Vivian Maier, tem uma história recente. Nasceu em Nova Iorque em plena crise americana, viajou e morou em França e acabou regressada ao local de origem.

Fotógrafa nos tempos livres, só viu o seu trabalho descoberto dois anos antes da sua morte.

Nasceu há 85 anos e por mais de 40 anos foi ama de profissão em Chicago. Era uma verdadeira feminista, usava casaco e sapatos de homem e grandes chapéus. Aprendeu inglês assistindo a peças de teatro e era crítica de cinema. Viajou por sítios como Manila, Egipto, Banguecoque, Itália e Pequim, tirando fotografias por onde passava. Mas foi em Chicago que empunhando a sua Rolleiflex fez obra. Cenas do dia-a-dia, caras, retratos, situações; toda uma vida social captada pelo olhar desta tão típica mulher americana a viver um pleno boom económico.

Ao fim duma vida conseguiu reunir mais de 200 caixas de negativos, fotos, jornais e relatos das pessoas que fotografava na rua.

Por já não conseguir pagar a renda da garagem onde as guardava, acabou vendo todo este material sendo leiloado.
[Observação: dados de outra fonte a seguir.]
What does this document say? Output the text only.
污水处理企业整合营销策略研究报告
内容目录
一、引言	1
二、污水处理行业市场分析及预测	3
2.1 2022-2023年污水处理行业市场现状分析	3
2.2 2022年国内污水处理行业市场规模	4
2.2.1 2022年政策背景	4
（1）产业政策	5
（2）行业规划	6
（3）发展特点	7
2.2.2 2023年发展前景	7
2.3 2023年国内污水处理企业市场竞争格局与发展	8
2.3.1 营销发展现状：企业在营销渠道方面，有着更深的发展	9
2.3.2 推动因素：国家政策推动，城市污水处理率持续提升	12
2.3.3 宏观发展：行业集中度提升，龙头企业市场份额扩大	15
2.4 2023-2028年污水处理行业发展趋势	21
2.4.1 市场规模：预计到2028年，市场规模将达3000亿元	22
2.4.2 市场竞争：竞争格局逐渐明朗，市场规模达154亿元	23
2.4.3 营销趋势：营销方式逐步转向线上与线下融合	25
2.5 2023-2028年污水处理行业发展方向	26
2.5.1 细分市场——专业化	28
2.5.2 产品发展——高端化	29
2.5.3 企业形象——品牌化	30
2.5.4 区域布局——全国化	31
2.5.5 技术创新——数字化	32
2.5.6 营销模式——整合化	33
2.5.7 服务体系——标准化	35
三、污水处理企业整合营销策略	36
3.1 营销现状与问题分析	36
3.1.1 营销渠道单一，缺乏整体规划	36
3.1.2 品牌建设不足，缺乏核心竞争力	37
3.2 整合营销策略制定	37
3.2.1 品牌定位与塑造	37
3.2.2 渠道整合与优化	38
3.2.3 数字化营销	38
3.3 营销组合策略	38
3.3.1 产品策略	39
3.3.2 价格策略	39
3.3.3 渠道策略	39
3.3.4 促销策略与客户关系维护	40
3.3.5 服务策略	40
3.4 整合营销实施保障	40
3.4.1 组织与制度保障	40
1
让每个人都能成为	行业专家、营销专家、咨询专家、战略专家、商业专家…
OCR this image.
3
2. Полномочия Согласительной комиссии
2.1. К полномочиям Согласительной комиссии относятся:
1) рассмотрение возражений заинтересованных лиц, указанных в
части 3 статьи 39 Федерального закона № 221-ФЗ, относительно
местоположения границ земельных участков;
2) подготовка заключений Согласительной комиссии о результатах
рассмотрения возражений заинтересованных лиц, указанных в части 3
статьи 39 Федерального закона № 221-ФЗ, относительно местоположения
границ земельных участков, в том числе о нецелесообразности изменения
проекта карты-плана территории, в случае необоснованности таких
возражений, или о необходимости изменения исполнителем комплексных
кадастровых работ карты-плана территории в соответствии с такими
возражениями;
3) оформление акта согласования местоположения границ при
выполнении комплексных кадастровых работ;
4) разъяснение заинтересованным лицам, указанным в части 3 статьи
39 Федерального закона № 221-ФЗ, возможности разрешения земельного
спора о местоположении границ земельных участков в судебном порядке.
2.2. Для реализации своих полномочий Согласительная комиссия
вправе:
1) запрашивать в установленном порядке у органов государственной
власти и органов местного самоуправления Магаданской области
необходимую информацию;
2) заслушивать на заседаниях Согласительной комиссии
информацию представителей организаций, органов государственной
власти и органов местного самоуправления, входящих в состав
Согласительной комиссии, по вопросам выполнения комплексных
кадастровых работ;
E assim acabou sendo descoberta a fotógrafa amadora.

Não provindo de famílias ricas acabou vivendo à custa da Segurança Social passando também algum tempo sem abrigo, mas num grande acto de generosidade, as crianças de quem tomou conta nos anos 50, já adultos, deram-lhe um apartamento onde morar e pagaram-lhe todas as contas em dívida. Assim morou até aos 83 anos, quando um dia escorregou no gelo e desse acidente não mais recuperou. Falece a 21 de abril de 2009 e deixa o seu olhar para a história.

É mais que sabido o meu gosto pela fotografia, pela fotografia a preto e branco, e pelo retrato em particular. Fica, assim, o convite a conhecer melhor a mulher e as suas fotografias.